En clair, des experts des États membres vont se pencher sur la mise en œuvre. « Le sujet est très politique, cela peut donc aller relativement vite », assure un fonctionnaire de la Commission à l’Humanité sous couvert d’anonymat. Toutefois, tempère Kaja Kallas, « vous connaissez les équilibres (politiques) au Conseil. (…) Pour l’instant, les fractures restent inchangées ».
Une manière d’entendre que l’Allemagne (plus de 18 % de la population de l’UE) pourrait rester sur ses positions et voter contre. En août, la suspension partielle des livraisons d’armes à Israël avait valu au chancelier chrétien-démocrate Friedrich Merz une levée de boucliers au sein de son camp politique.
L’Italie (environ 13 % de la population de l’UE) avait quant à elle expliqué qu’elle suivrait les positions allemandes. La Tchéquie, la Hongrie, la Bulgarie y sont également hostiles.

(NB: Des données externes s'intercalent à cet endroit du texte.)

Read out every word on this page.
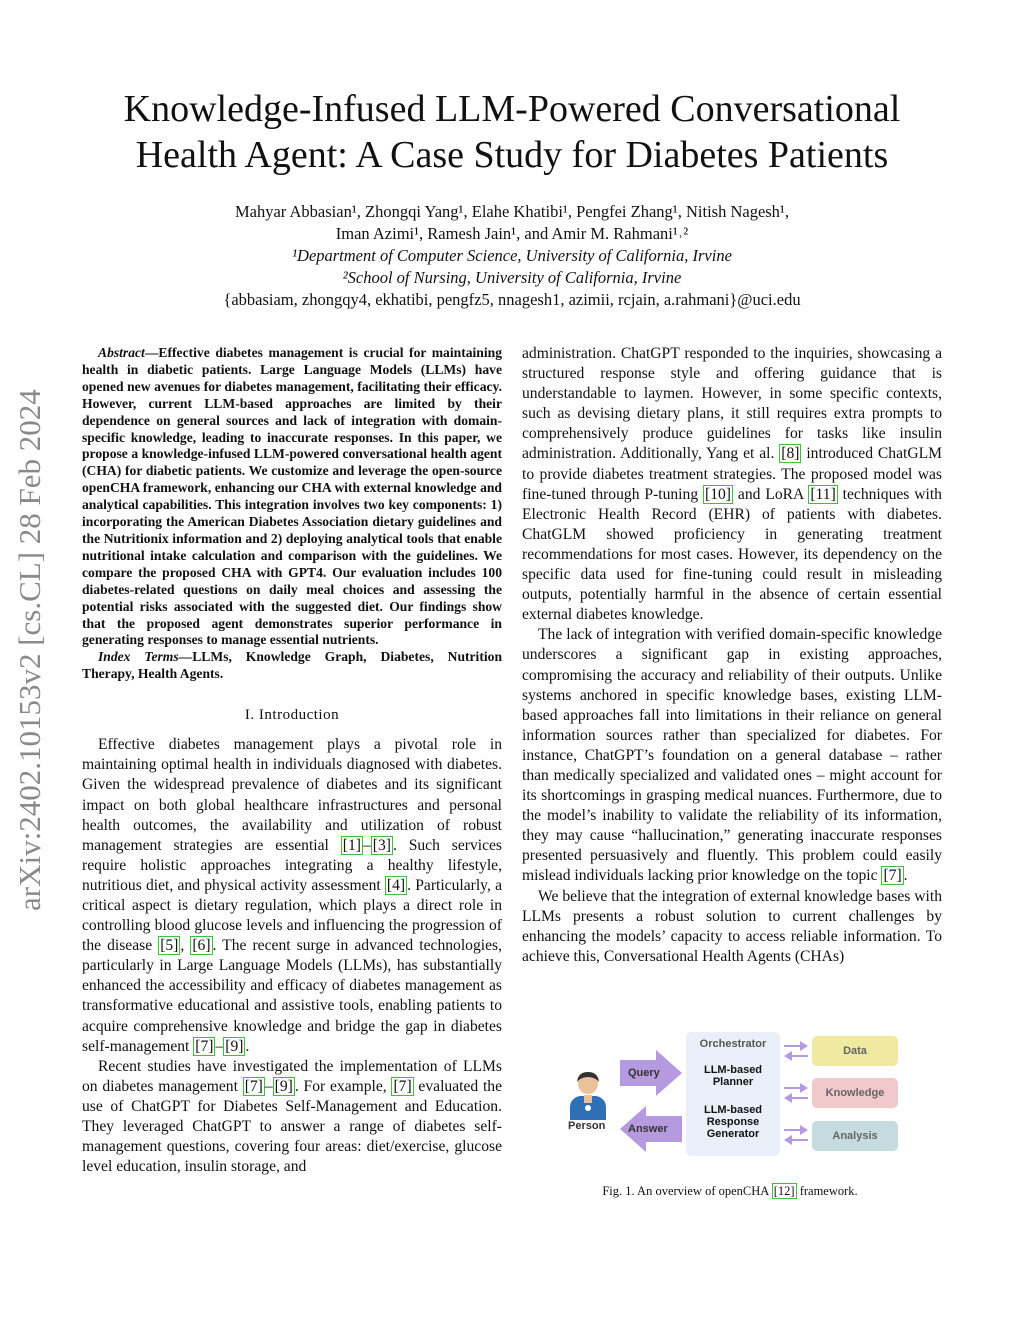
arXiv:2402.10153v2 [cs.CL] 28 Feb 2024
Knowledge-Infused LLM-Powered Conversational Health Agent: A Case Study for Diabetes Patients
Mahyar Abbasian¹, Zhongqi Yang¹, Elahe Khatibi¹, Pengfei Zhang¹, Nitish Nagesh¹,
Iman Azimi¹, Ramesh Jain¹, and Amir M. Rahmani¹˒²
¹Department of Computer Science, University of California, Irvine
²School of Nursing, University of California, Irvine
{abbasiam, zhongqy4, ekhatibi, pengfz5, nnagesh1, azimii, rcjain, a.rahmani}@uci.edu

Abstract—Effective diabetes management is crucial for maintaining health in diabetic patients. Large Language Models (LLMs) have opened new avenues for diabetes management, facilitating their efficacy. However, current LLM-based approaches are limited by their dependence on general sources and lack of integration with domain-specific knowledge, leading to inaccurate responses. In this paper, we propose a knowledge-infused LLM-powered conversational health agent (CHA) for diabetic patients. We customize and leverage the open-source openCHA framework, enhancing our CHA with external knowledge and analytical capabilities. This integration involves two key components: 1) incorporating the American Diabetes Association dietary guidelines and the Nutritionix information and 2) deploying analytical tools that enable nutritional intake calculation and comparison with the guidelines. We compare the proposed CHA with GPT4. Our evaluation includes 100 diabetes-related questions on daily meal choices and assessing the potential risks associated with the suggested diet. Our findings show that the proposed agent demonstrates superior performance in generating responses to manage essential nutrients.

Index Terms—LLMs, Knowledge Graph, Diabetes, Nutrition Therapy, Health Agents.

I. Introduction

Effective diabetes management plays a pivotal role in maintaining optimal health in individuals diagnosed with diabetes. Given the widespread prevalence of diabetes and its significant impact on both global healthcare infrastructures and personal health outcomes, the availability and utilization of robust management strategies are essential [1] – [3] . Such services require holistic approaches integrating a healthy lifestyle, nutritious diet, and physical activity assessment [4] . Particularly, a critical aspect is dietary regulation, which plays a direct role in controlling blood glucose levels and influencing the progression of the disease [5] , [6] . The recent surge in advanced technologies, particularly in Large Language Models (LLMs), has substantially enhanced the accessibility and efficacy of diabetes management as transformative educational and assistive tools, enabling patients to acquire comprehensive knowledge and bridge the gap in diabetes self-management [7] – [9] .

Recent studies have investigated the implementation of LLMs on diabetes management [7] – [9] . For example, [7] evaluated the use of ChatGPT for Diabetes Self-Management and Education. They leveraged ChatGPT to answer a range of diabetes self-management questions, covering four areas: diet/exercise, glucose level education, insulin storage, and

administration. ChatGPT responded to the inquiries, showcasing a structured response style and offering guidance that is understandable to laymen. However, in some specific contexts, such as devising dietary plans, it still requires extra prompts to comprehensively produce guidelines for tasks like insulin administration. Additionally, Yang et al. [8] introduced ChatGLM to provide diabetes treatment strategies. The proposed model was fine-tuned through P-tuning [10] and LoRA [11] techniques with Electronic Health Record (EHR) of patients with diabetes. ChatGLM showed proficiency in generating treatment recommendations for most cases. However, its dependency on the specific data used for fine-tuning could result in misleading outputs, potentially harmful in the absence of certain essential external diabetes knowledge.

The lack of integration with verified domain-specific knowledge underscores a significant gap in existing approaches, compromising the accuracy and reliability of their outputs. Unlike systems anchored in specific knowledge bases, existing LLM-based approaches fall into limitations in their reliance on general information sources rather than specialized for diabetes. For instance, ChatGPT’s foundation on a general database – rather than medically specialized and validated ones – might account for its shortcomings in grasping medical nuances. Furthermore, due to the model’s inability to validate the reliability of its information, they may cause “hallucination,” generating inaccurate responses presented persuasively and fluently. This problem could easily mislead individuals lacking prior knowledge on the topic [7] .

We believe that the integration of external knowledge bases with LLMs presents a robust solution to current challenges by enhancing the models’ capacity to access reliable information. To achieve this, Conversational Health Agents (CHAs)

Person
Query
Answer
Orchestrator
LLM-based Planner
LLM-based Response Generator
Data
Knowledge
Analysis
Fig. 1. An overview of openCHA [12] framework.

Dans ces conditions, les votes favorables de la France, de l’Espagne, de l’Irlande et de la Belgique ne sauraient suffire à l’obtention de la majorité qualifiée sauf retournement de situation. Selon Benyamin Netanyahou, Israël serait cependant en capacité d’assumer « une économie qui présente des caractéristiques autarciques ». Qu’il se rassure, pour l’heure, il peut continuer à lorgner l’UE.